GOD (Grumpy Old Dancers) and A Beautiful Hell

★★★
theatre review (edinburgh) | Read in About 2 minutes
Published 04 Aug 2012

With titles like these, who could resist pairing these two contrasting pieces as a double bill? But they have more to complement each other than their names, one being an unashamed celebration of grumpiness by two veterans of dance, the other a study of the cruelty and beauty of youth.

Andy Howitt and Alan Greig are Grumpy Old Dancers who have wanted to perform together for 25 years. To a chuntering soundtrack that throws up lines like "bloody nonsense" and "he comes in every day with a new idea," they swing in and out of a sensitive duet that occasionally turns savage with the odd headlock, but overall leaves us feeling rather affectionate towards grumpiness.

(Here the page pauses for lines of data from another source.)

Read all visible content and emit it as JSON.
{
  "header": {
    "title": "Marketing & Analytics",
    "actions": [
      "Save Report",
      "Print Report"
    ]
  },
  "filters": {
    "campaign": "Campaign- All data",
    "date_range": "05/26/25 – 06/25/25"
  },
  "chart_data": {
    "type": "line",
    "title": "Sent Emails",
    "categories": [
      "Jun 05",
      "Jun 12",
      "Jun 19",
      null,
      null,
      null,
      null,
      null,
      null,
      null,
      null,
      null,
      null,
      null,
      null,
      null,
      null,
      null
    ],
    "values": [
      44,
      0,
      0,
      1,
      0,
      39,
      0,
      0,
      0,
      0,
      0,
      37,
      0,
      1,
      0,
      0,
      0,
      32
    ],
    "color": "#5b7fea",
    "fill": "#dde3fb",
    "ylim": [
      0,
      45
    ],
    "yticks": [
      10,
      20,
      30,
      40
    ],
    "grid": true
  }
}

Savagery emerges in darker form in Edge FWD's A Beautiful Hell. And what a hell it is. Dreamlike lighting creates a liminal state as a cast of pyjama-bottom-clad male dancers enact cruel nightmares like sadistic angels around Joseph Reay-Reid. A string quartet blares Jimmy Hendrix's 'Purple Haze' as he is beaten, Lord of the Flies style, by the others. Later, he shouts unheard as they preen and posture to Roy Orbison.

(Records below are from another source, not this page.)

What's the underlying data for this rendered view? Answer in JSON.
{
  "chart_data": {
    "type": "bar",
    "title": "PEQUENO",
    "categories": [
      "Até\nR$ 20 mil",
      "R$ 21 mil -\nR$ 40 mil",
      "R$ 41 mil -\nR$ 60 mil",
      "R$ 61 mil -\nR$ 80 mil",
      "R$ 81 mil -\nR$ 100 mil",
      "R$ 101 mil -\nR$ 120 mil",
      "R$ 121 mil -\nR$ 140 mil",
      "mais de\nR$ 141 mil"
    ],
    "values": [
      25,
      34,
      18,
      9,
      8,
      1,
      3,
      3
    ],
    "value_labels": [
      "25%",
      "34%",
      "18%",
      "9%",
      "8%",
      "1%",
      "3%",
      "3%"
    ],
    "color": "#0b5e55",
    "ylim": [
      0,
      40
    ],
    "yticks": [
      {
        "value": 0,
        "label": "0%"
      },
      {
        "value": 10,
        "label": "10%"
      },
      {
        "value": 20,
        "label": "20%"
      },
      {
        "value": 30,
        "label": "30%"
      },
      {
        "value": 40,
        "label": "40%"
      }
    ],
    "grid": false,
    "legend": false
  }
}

An underlying current of aggression fizzles through their movements, both dizzily sensual and darkly unsettling, and continues through Reay-Reid's final stormy solo. Seeing performers push their bodies to the limits is one of the great pleasures of watching dance, and the energy that comes off this ensemble is electric. When they fling themselves, they really fling themselves, when they scream, they mean it. Just as well those grumpy old dancers know the next generation of dance is in good hands.